Of all the young Russian rebels who flaunted their originality real or fancied in the face of their aghast elders, Larionov was the most uncompromising, the most aggressively militant. Dismissed from the Moscow Academy for reasons sufficiently conclusive, this enfant terrible of brush and palette proceeded to travel, to paint with prodigal energy, and to pass with protean rapidity from one formula to another. And yet this veritable anarch of art, who used actually to don a cubist costume and decorate his physiognomy in keeping, possessed serious attainments, and a genuine capacity for organized expression.
Joining his regiment at the outbreak of the war, Larionov was severely wounded at the battle of the Masurian Lakes and subsequently settled in Paris, where Goncharova and he quickly won a distinctive position with the prominent modernists of the day, counting among their circle not only painters and sculptors, but men of letters and musicians as well.
Various important exhibitions of their work held in Paris, London, and elsewhere, together with numerous stage productions have served to define the aims and achievements of Goncharova and Larionov. Both are naive and primitive, as well "as modern and complex in their inspiration. The one reveals a rare creative fecundity and a wide range of artistic sympathy. The other is distinctly cerebral and endowed with a remarkable instinct for decorative synthesis. Goncharova assimilates and combines. Larionov analyzes and reduces colour and form to their essential components.

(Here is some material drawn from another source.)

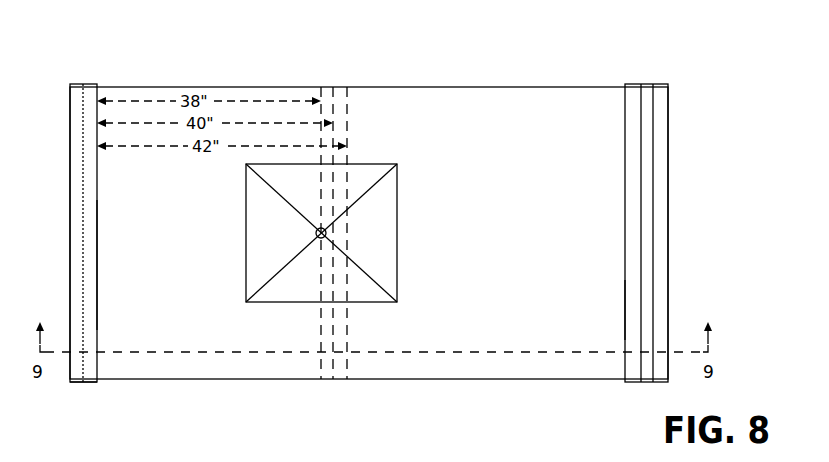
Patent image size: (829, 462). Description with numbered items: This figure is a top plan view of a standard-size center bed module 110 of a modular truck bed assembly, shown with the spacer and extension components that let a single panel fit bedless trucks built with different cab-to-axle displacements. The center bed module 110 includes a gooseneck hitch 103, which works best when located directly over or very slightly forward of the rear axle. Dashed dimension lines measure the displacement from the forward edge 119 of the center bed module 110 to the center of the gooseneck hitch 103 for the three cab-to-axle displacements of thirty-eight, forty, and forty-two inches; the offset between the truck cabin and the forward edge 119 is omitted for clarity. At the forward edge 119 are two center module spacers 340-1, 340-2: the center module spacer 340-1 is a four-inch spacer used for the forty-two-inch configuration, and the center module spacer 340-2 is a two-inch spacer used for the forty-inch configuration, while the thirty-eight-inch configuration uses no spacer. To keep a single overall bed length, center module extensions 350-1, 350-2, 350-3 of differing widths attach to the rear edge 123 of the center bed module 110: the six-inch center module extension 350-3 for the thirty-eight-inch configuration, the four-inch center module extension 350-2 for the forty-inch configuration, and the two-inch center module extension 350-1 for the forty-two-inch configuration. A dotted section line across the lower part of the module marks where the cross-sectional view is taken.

In his Contes Russes, and still more conclusively in his Le Bouffon, with music by Prokofiev, Larionov proves himself a master of the newer phases of stage presentation. His work here displays an integrity of line and tone combined with a sense of dynamic movement which give it unique vitality. The element of movement—movement not alone of the figures themselves but that mysterious vibration of structural forms and basic colour notes which he calls rayonnism, is in fact Larionov's chief legacy to the art of the presentday stage.

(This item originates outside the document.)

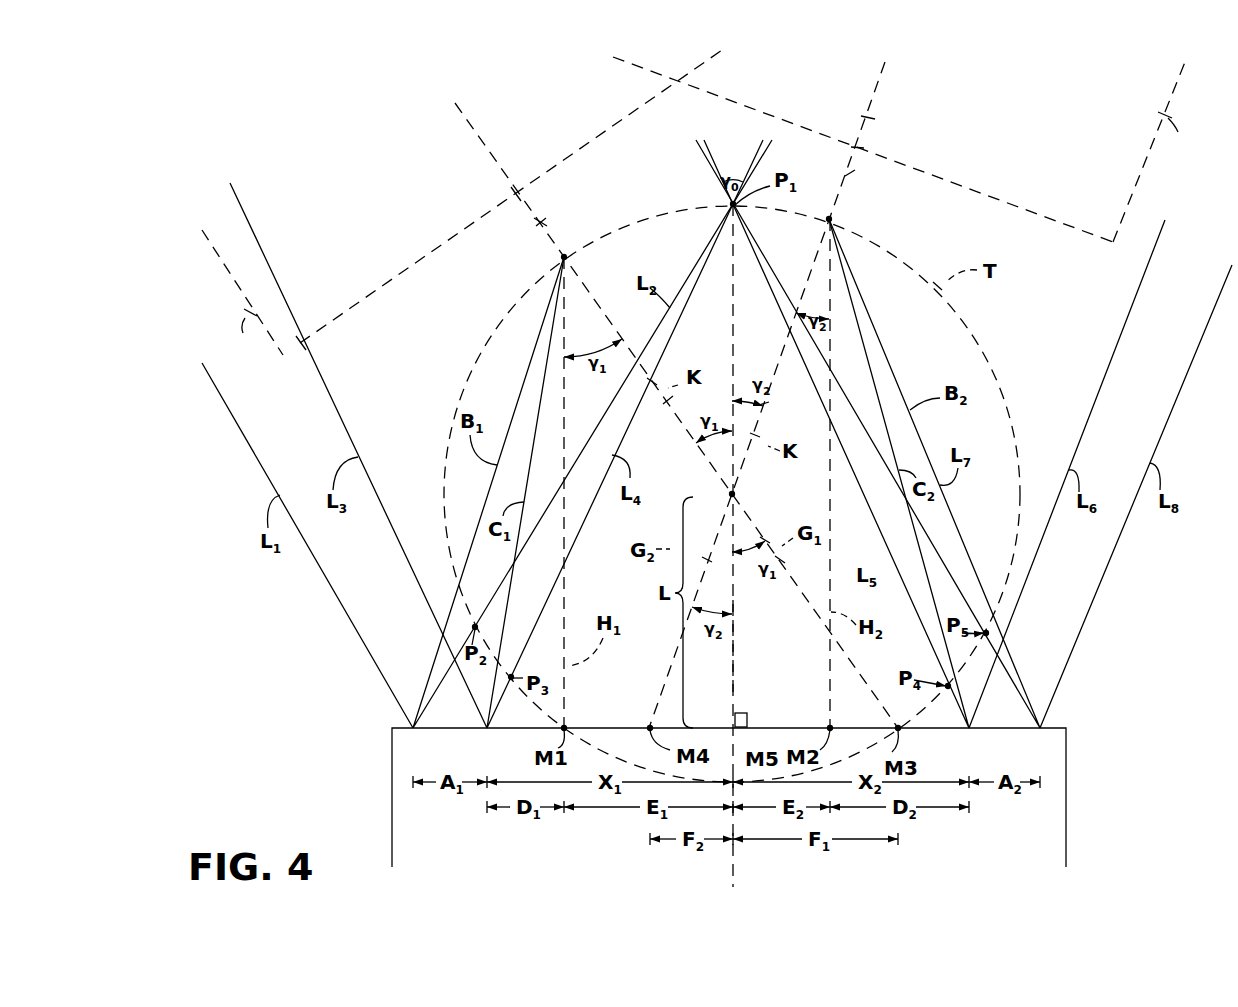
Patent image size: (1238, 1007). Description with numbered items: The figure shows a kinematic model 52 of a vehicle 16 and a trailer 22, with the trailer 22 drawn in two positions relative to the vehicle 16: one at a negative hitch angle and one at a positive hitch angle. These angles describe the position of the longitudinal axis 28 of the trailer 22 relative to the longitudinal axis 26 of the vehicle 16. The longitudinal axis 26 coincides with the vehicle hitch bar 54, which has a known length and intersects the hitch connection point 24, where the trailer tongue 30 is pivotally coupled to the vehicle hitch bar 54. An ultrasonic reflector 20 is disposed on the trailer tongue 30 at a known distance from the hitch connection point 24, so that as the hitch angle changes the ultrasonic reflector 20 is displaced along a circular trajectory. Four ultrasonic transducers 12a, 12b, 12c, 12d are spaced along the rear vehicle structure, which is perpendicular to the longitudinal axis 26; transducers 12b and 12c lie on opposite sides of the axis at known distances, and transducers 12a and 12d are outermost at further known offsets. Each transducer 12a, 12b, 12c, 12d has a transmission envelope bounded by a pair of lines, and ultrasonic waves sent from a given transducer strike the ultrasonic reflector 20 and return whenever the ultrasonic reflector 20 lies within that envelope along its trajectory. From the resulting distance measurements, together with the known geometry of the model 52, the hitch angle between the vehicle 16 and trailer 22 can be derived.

It is a significant fact that no matter how far Gonchorova and Larionov proceed along the pathway of modernism, they never forget their original point of departure. You will note in the varied pageantry of this art echoes of massive lavra and humble izba. You will meet austere apostle and ribald clown from rural fete, the spear-scarred cheek of the Iberian virgin and simple painted toy.
Possessing such a heritage racial and aesthetic they are well equipped to embrace the more conscious expression of the contemporary school. Their work, in whatever medium, is always colourful, instinct with creative joy, and typically Slavic in spirit.